Stephen B. Bright is a Harvey L. Karp Visiting Lecturer in Law at Yale Law School. He has tried capital cases before juries in Alabama, Georgia, and Mississippi, and argued cases before state and federal appellate courts, including four capital cases before the United States Supreme Court. The Supreme Court reversed three cases because of racial discrimination in jury selection and the fourth because of the denial of funds for a crucial expert witness.
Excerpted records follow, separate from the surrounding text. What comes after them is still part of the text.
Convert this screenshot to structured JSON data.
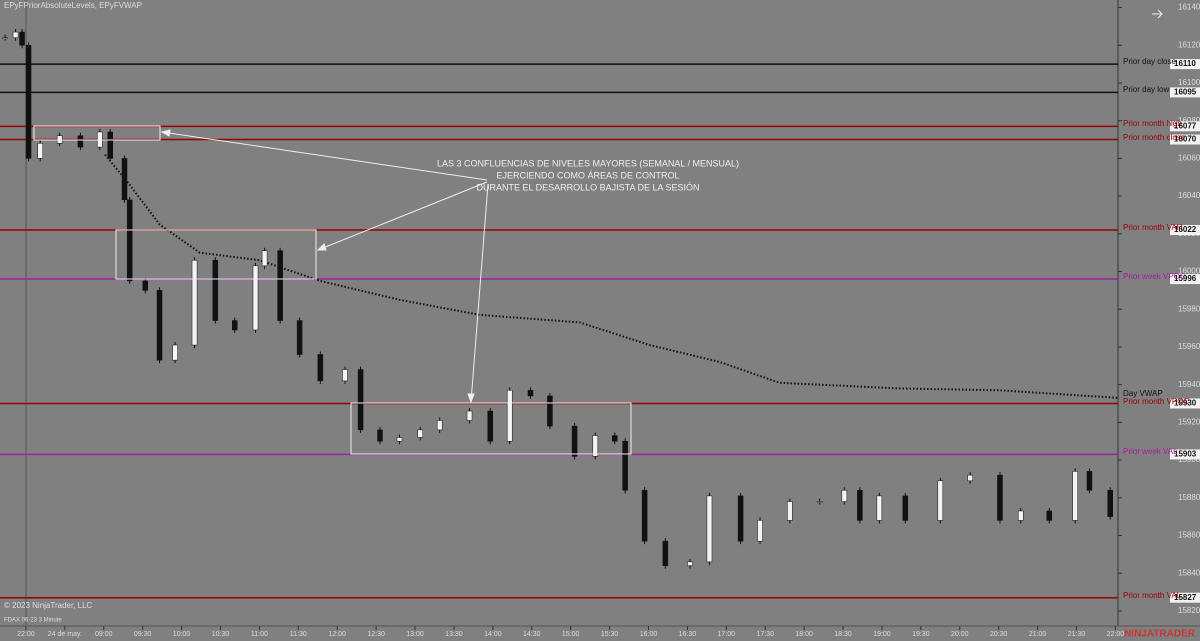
{
  "chart_data": {
    "type": "candlestick",
    "title": "EPyFPriorAbsoluteLevels, EPyFVWAP",
    "instrument": "FDAX 06-23 3 Minute",
    "copyright": "© 2023 NinjaTrader, LLC",
    "brand": "NINJATRADER",
    "annotation": [
      "LAS 3 CONFLUENCIAS DE NIVELES MAYORES (SEMANAL / MENSUAL)",
      "EJERCIENDO COMO ÁREAS DE CONTROL",
      "DURANTE EL DESARROLLO BAJISTA DE LA SESIÓN"
    ],
    "xlim": [
      -80,
      782
    ],
    "ylim": [
      15812,
      16144
    ],
    "xticks": [
      {
        "value": -60,
        "label": "22:00"
      },
      {
        "value": -30,
        "label": "24 de may."
      },
      {
        "value": 0,
        "label": "09:00"
      },
      {
        "value": 30,
        "label": "09:30"
      },
      {
        "value": 60,
        "label": "10:00"
      },
      {
        "value": 90,
        "label": "10:30"
      },
      {
        "value": 120,
        "label": "11:00"
      },
      {
        "value": 150,
        "label": "11:30"
      },
      {
        "value": 180,
        "label": "12:00"
      },
      {
        "value": 210,
        "label": "12:30"
      },
      {
        "value": 240,
        "label": "13:00"
      },
      {
        "value": 270,
        "label": "13:30"
      },
      {
        "value": 300,
        "label": "14:00"
      },
      {
        "value": 330,
        "label": "14:30"
      },
      {
        "value": 360,
        "label": "15:00"
      },
      {
        "value": 390,
        "label": "15:30"
      },
      {
        "value": 420,
        "label": "16:00"
      },
      {
        "value": 450,
        "label": "16:30"
      },
      {
        "value": 480,
        "label": "17:00"
      },
      {
        "value": 510,
        "label": "17:30"
      },
      {
        "value": 540,
        "label": "18:00"
      },
      {
        "value": 570,
        "label": "18:30"
      },
      {
        "value": 600,
        "label": "19:00"
      },
      {
        "value": 630,
        "label": "19:30"
      },
      {
        "value": 660,
        "label": "20:00"
      },
      {
        "value": 690,
        "label": "20:30"
      },
      {
        "value": 720,
        "label": "21:00"
      },
      {
        "value": 750,
        "label": "21:30"
      },
      {
        "value": 780,
        "label": "22:00"
      }
    ],
    "yticks": [
      16140,
      16120,
      16100,
      16080,
      16060,
      16040,
      16020,
      16000,
      15980,
      15960,
      15940,
      15920,
      15900,
      15880,
      15860,
      15840,
      15820
    ],
    "x": [
      -76,
      -68,
      -63,
      -58,
      -49,
      -34,
      -18,
      -3,
      5,
      16,
      20,
      32,
      43,
      55,
      70,
      86,
      101,
      117,
      124,
      136,
      151,
      167,
      186,
      198,
      213,
      228,
      244,
      259,
      282,
      298,
      313,
      329,
      344,
      363,
      379,
      394,
      402,
      417,
      433,
      452,
      467,
      491,
      506,
      529,
      552,
      571,
      583,
      598,
      618,
      645,
      668,
      691,
      707,
      729,
      749,
      760,
      776
    ],
    "values": [
      16124,
      16127,
      16120,
      16060,
      16068,
      16072,
      16066,
      16074,
      16060,
      16038,
      15995,
      15990,
      15953,
      15961,
      16006,
      15974,
      15969,
      16003,
      16011,
      15974,
      15956,
      15942,
      15948,
      15916,
      15910,
      15912,
      15916,
      15921,
      15926,
      15910,
      15937,
      15934,
      15918,
      15902,
      15913,
      15910,
      15884,
      15857,
      15844,
      15846,
      15881,
      15857,
      15868,
      15878,
      15878,
      15884,
      15868,
      15881,
      15868,
      15889,
      15892,
      15868,
      15873,
      15868,
      15894,
      15884,
      15870
    ],
    "vwap": {
      "name": "Day VWAP",
      "color": "#111111",
      "x": [
        1,
        20,
        43,
        74,
        120,
        167,
        228,
        290,
        367,
        421,
        475,
        521,
        613,
        691,
        782
      ],
      "values": [
        16062,
        16046,
        16025,
        16010,
        16006,
        15995,
        15985,
        15977,
        15973,
        15961,
        15952,
        15941,
        15938,
        15937,
        15933
      ]
    },
    "levels": [
      {
        "name": "Prior day close",
        "value": 16110,
        "color": "#111111"
      },
      {
        "name": "Prior day low",
        "value": 16095,
        "color": "#111111"
      },
      {
        "name": "Prior month high",
        "value": 16077,
        "color": "#9a0000"
      },
      {
        "name": "Prior month close",
        "value": 16070,
        "color": "#9a0000"
      },
      {
        "name": "Prior month VAH",
        "value": 16022,
        "color": "#9a0000"
      },
      {
        "name": "Prior week VPOC",
        "value": 15996,
        "color": "#a020a0"
      },
      {
        "name": "Prior month VPOC",
        "value": 15930,
        "color": "#9a0000"
      },
      {
        "name": "Prior week VAL",
        "value": 15903,
        "color": "#a020a0"
      },
      {
        "name": "Prior month VAL",
        "value": 15827,
        "color": "#9a0000"
      }
    ]
  }
}
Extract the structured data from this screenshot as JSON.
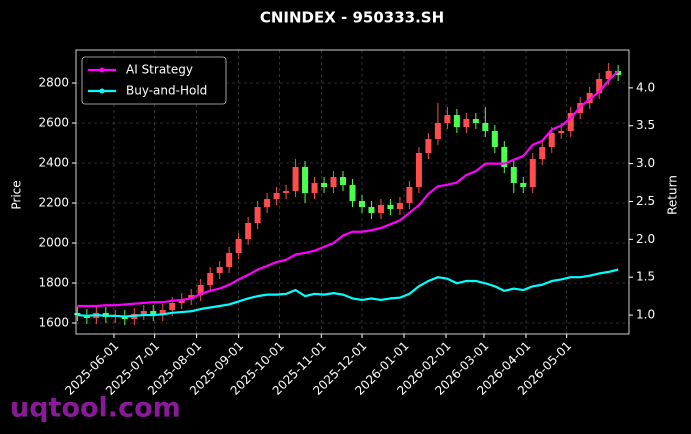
{
  "chart_data": {
    "type": "candlestick",
    "title": "CNINDEX - 950333.SH",
    "x": [
      "2025-05-05",
      "2025-05-12",
      "2025-05-19",
      "2025-05-26",
      "2025-06-02",
      "2025-06-09",
      "2025-06-16",
      "2025-06-23",
      "2025-06-30",
      "2025-07-07",
      "2025-07-14",
      "2025-07-21",
      "2025-07-28",
      "2025-08-04",
      "2025-08-11",
      "2025-08-18",
      "2025-08-25",
      "2025-09-01",
      "2025-09-08",
      "2025-09-15",
      "2025-09-22",
      "2025-09-29",
      "2025-10-06",
      "2025-10-13",
      "2025-10-20",
      "2025-10-27",
      "2025-11-03",
      "2025-11-10",
      "2025-11-17",
      "2025-11-24",
      "2025-12-01",
      "2025-12-08",
      "2025-12-15",
      "2025-12-22",
      "2025-12-29",
      "2026-01-05",
      "2026-01-12",
      "2026-01-19",
      "2026-01-26",
      "2026-02-02",
      "2026-02-09",
      "2026-02-16",
      "2026-02-23",
      "2026-03-02",
      "2026-03-09",
      "2026-03-16",
      "2026-03-23",
      "2026-03-30",
      "2026-04-06",
      "2026-04-13",
      "2026-04-20",
      "2026-04-27",
      "2026-05-04",
      "2026-05-11",
      "2026-05-18",
      "2026-05-25",
      "2026-06-01",
      "2026-06-08"
    ],
    "open": [
      1650,
      1640,
      1625,
      1650,
      1630,
      1635,
      1620,
      1645,
      1660,
      1640,
      1665,
      1700,
      1720,
      1740,
      1790,
      1850,
      1880,
      1950,
      2020,
      2100,
      2180,
      2220,
      2250,
      2260,
      2380,
      2250,
      2300,
      2280,
      2330,
      2290,
      2210,
      2180,
      2150,
      2190,
      2170,
      2200,
      2280,
      2450,
      2520,
      2600,
      2640,
      2580,
      2620,
      2600,
      2560,
      2480,
      2380,
      2300,
      2280,
      2420,
      2480,
      2550,
      2560,
      2650,
      2700,
      2750,
      2820,
      2860
    ],
    "high": [
      1680,
      1670,
      1680,
      1680,
      1665,
      1665,
      1675,
      1690,
      1690,
      1695,
      1730,
      1750,
      1770,
      1820,
      1880,
      1910,
      1980,
      2050,
      2130,
      2210,
      2250,
      2280,
      2290,
      2420,
      2410,
      2330,
      2330,
      2360,
      2360,
      2320,
      2240,
      2210,
      2220,
      2220,
      2230,
      2310,
      2480,
      2550,
      2700,
      2680,
      2670,
      2650,
      2650,
      2680,
      2590,
      2510,
      2410,
      2330,
      2450,
      2510,
      2580,
      2600,
      2680,
      2730,
      2780,
      2850,
      2900,
      2890
    ],
    "low": [
      1610,
      1595,
      1595,
      1600,
      1600,
      1590,
      1590,
      1615,
      1610,
      1610,
      1635,
      1670,
      1690,
      1710,
      1760,
      1820,
      1850,
      1920,
      1990,
      2070,
      2150,
      2190,
      2220,
      2230,
      2200,
      2220,
      2250,
      2250,
      2260,
      2180,
      2150,
      2120,
      2120,
      2140,
      2140,
      2170,
      2250,
      2420,
      2490,
      2570,
      2550,
      2550,
      2570,
      2530,
      2450,
      2350,
      2250,
      2250,
      2250,
      2390,
      2450,
      2520,
      2530,
      2620,
      2670,
      2720,
      2790,
      2810
    ],
    "close": [
      1640,
      1625,
      1650,
      1630,
      1635,
      1620,
      1645,
      1660,
      1640,
      1665,
      1700,
      1720,
      1740,
      1790,
      1850,
      1880,
      1950,
      2020,
      2100,
      2180,
      2220,
      2250,
      2260,
      2380,
      2250,
      2300,
      2280,
      2330,
      2290,
      2210,
      2180,
      2150,
      2190,
      2170,
      2200,
      2280,
      2450,
      2520,
      2600,
      2640,
      2580,
      2620,
      2600,
      2560,
      2480,
      2380,
      2300,
      2280,
      2420,
      2480,
      2550,
      2560,
      2650,
      2700,
      2750,
      2820,
      2860,
      2840
    ],
    "up_color": "#ff4d4d",
    "down_color": "#4dff4d",
    "ylabel": "Price",
    "y2label": "Return",
    "xlim": [
      "2025-05-04",
      "2026-06-16"
    ],
    "xticks": [
      "2025-06-01",
      "2025-07-01",
      "2025-08-01",
      "2025-09-01",
      "2025-10-01",
      "2025-11-01",
      "2025-12-01",
      "2026-01-01",
      "2026-02-01",
      "2026-03-01",
      "2026-04-01",
      "2026-05-01"
    ],
    "ylim": [
      1545,
      2965
    ],
    "yticks": [
      1600,
      1800,
      2000,
      2200,
      2400,
      2600,
      2800
    ],
    "y2lim": [
      0.75,
      4.5
    ],
    "y2ticks": [
      {
        "value": 1,
        "label": "1.0"
      },
      1.5,
      {
        "value": 2,
        "label": "2.0"
      },
      2.5,
      {
        "value": 3,
        "label": "3.0"
      },
      3.5,
      {
        "value": 4,
        "label": "4.0"
      }
    ],
    "grid": true,
    "legend": "upper left",
    "series": [
      {
        "name": "AI Strategy",
        "color": "#ff00ff",
        "axis": "y2",
        "values": [
          1.12,
          1.12,
          1.12,
          1.13,
          1.13,
          1.14,
          1.15,
          1.16,
          1.17,
          1.17,
          1.19,
          1.2,
          1.22,
          1.28,
          1.32,
          1.35,
          1.4,
          1.47,
          1.53,
          1.6,
          1.65,
          1.7,
          1.73,
          1.8,
          1.82,
          1.85,
          1.9,
          1.95,
          2.05,
          2.1,
          2.1,
          2.12,
          2.15,
          2.2,
          2.25,
          2.35,
          2.45,
          2.6,
          2.7,
          2.72,
          2.75,
          2.85,
          2.9,
          3.0,
          3.0,
          3.0,
          3.05,
          3.1,
          3.25,
          3.3,
          3.45,
          3.5,
          3.6,
          3.75,
          3.85,
          3.95,
          4.1,
          4.22
        ]
      },
      {
        "name": "Buy-and-Hold",
        "color": "#00ffff",
        "axis": "y2",
        "values": [
          1.0,
          0.99,
          1.0,
          0.99,
          0.99,
          0.98,
          0.99,
          1.0,
          1.0,
          1.01,
          1.03,
          1.04,
          1.05,
          1.08,
          1.1,
          1.12,
          1.14,
          1.18,
          1.22,
          1.25,
          1.27,
          1.27,
          1.28,
          1.33,
          1.25,
          1.28,
          1.27,
          1.29,
          1.27,
          1.22,
          1.2,
          1.22,
          1.2,
          1.22,
          1.23,
          1.28,
          1.38,
          1.45,
          1.5,
          1.48,
          1.42,
          1.45,
          1.45,
          1.42,
          1.38,
          1.32,
          1.35,
          1.33,
          1.38,
          1.4,
          1.45,
          1.47,
          1.5,
          1.5,
          1.52,
          1.55,
          1.57,
          1.6
        ]
      }
    ]
  },
  "watermark": "uqtool.com"
}
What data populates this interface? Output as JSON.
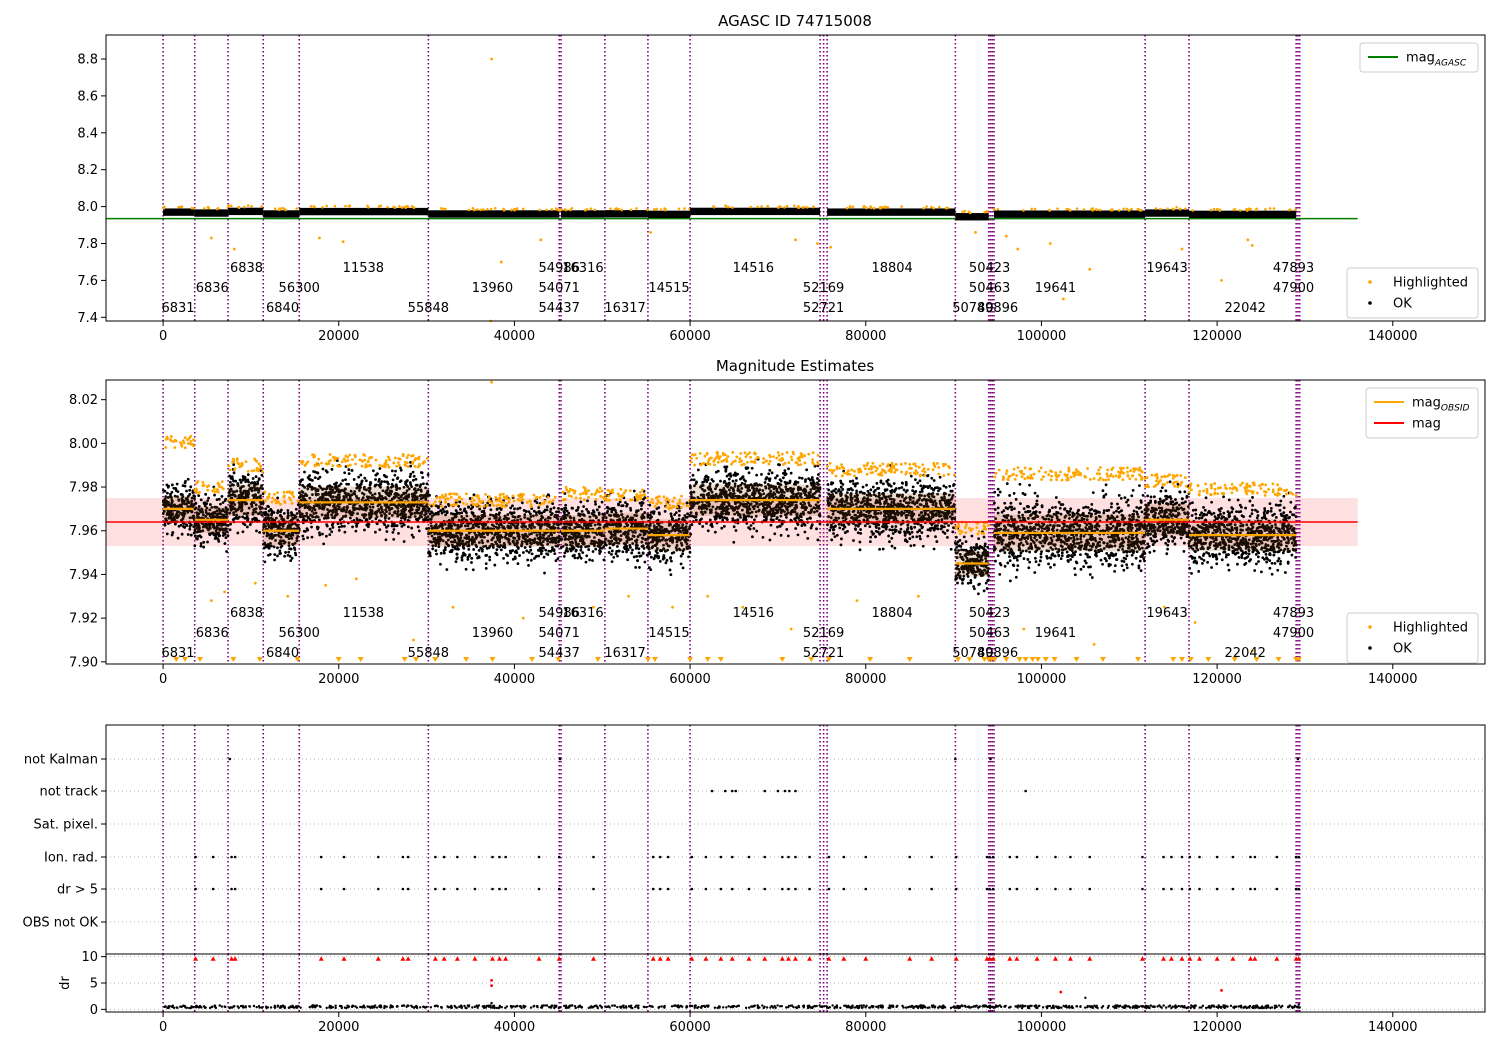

He served as director the Southern Center for Human Rights in Atlanta from 1982 to 2005, and as its president and senior counsel from 2006 to 2016. Before joining the Southern Center, he was a legal services attorney in Appalachia; a public defender in Washington, D.C.; and director of a law school clinical program in Washington. He is also Visiting Associate Professor at the Georgetown University Law Center. Subjects of his litigation, teaching and writing include capital punishment, legal representation for poor people accused of crimes, conditions and practices in prisons and jails, racial discrimination in the criminal courts, and judicial independence. He is the author with former student and Yale Law graduate James Kwak of The Fear of Too Much Justice: Race, Poverty, and the Persistence of Inequality in the Criminal Courts (2023).
Bright received the American Bar Association’s Thurgood Marshall Award in 1998. The Daily Report, a legal newspaper in Georgia, named him “Agitator (and Newsmaker) of the Year” in 2003 for his contribution to bringing about creation of a public defender system in Georgia, and “Lawyer of the Year” in 2017 for his success in challenging racial discrimination before the United States Supreme Court in the case of Foster v. Chatman. His work is the subject of Robert L. Tsai, Demand the Impossible: One Lawyer’s Pursuit of Equal Justice for All (Norton, March 2024); William S. McFeely, Proximity to Death (1999), and Katya Lezin, Finding Life on Death Row (1999), and a film, Fighting for Life in the Death Belt (EM Productions, 2005).